Inverse Trig Functions Arcsine Arccosine and Arctangent
Arcsine Function The Arcsine function is defined as the inverse of the sine function. It is shown to the right.
Inverse Sine Graph You know that a function’s inverse is its reflection across the line y = x. Each point (x, y) on the graph of a function is matched to a point (y, x) on the graph of the inverse. The point (π, 0) is on the sine graph, and the point (0, π) is on the graph of its inverse. By this definition, the inverse sine graph would look like the blue graph to the right. (0, π) (π, 0)
Arcsine Function You will note, however, that the inverse sine graph is NOT a function. It fails the vertical line test miserably. We would like to be able to refer to a function that is the inverse of the sine function, though, so we define the arcsine function to be only a portion of the inverse sine graph. You will note that although vertical lines will pass through the inverse sine graph multiple times, each vertical line only crosses the bold section of the graph exactly once.

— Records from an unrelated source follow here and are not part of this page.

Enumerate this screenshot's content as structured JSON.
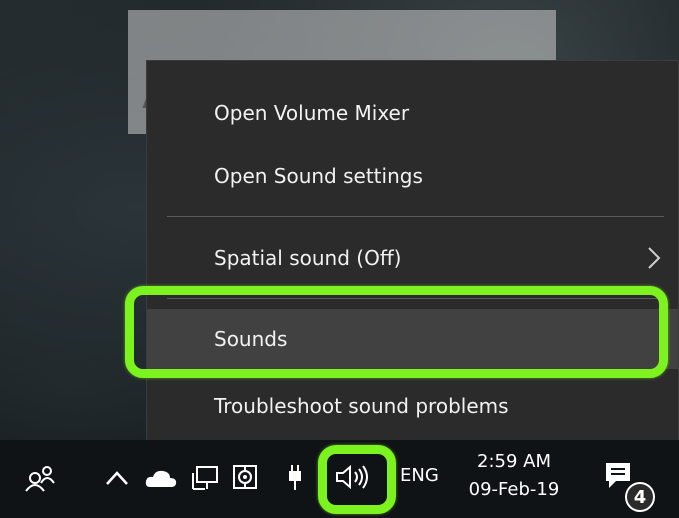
{
  "watermark": {
    "text": "APPUALS"
  },
  "context_menu": {
    "items": [
      {
        "label": "Open Volume Mixer"
      },
      {
        "label": "Open Sound settings"
      },
      {
        "label": "Spatial sound (Off)",
        "submenu_icon": "chevron-right-icon"
      },
      {
        "label": "Sounds",
        "state": "highlighted"
      },
      {
        "label": "Troubleshoot sound problems"
      }
    ]
  },
  "taskbar": {
    "icons": [
      "people-icon",
      "chevron-up-icon",
      "onedrive-cloud-icon",
      "network-icon",
      "security-icon",
      "power-plug-icon",
      "speaker-icon"
    ],
    "language": "ENG",
    "time": "2:59 AM",
    "date": "09-Feb-19",
    "notification_count": "4"
  },
  "colors": {
    "highlight": "#7cf31e",
    "menu_bg": "#2b2b2b",
    "taskbar_bg": "#101316"
  }
}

This is the segment where the y-values lie between –π/2 to π/2. Also note that if this segment is made any longer, there will be a vertical line that crosses the segment more than once. This segment is as long as it can possibly be without failing the vertical line test.
Arcsine Domain and Range Does this segment cover all of the domain of the sine function? We noted that this segment has a domain [-1, 1] and a range [–π/2, π/2]. Thus, the inverse of this function, the sine function, must have a range [-1, 1] and a domain [–π/2, π/2] since each point (x, y) on one graph must be matched to a point (y, x) on its inverse. This means that the x- and y-values are switched between functions that are each other’s inverses. Therefore only the section of the sine function from [–π/2, π/2] has an inverse.
Arccosine and Arctangent Similarly, we must restrict the arccosine and arctangent graphs to obtain functions. The portions shown in bold are the functions f(x) = arccos(x) and g(x) = arctan(x).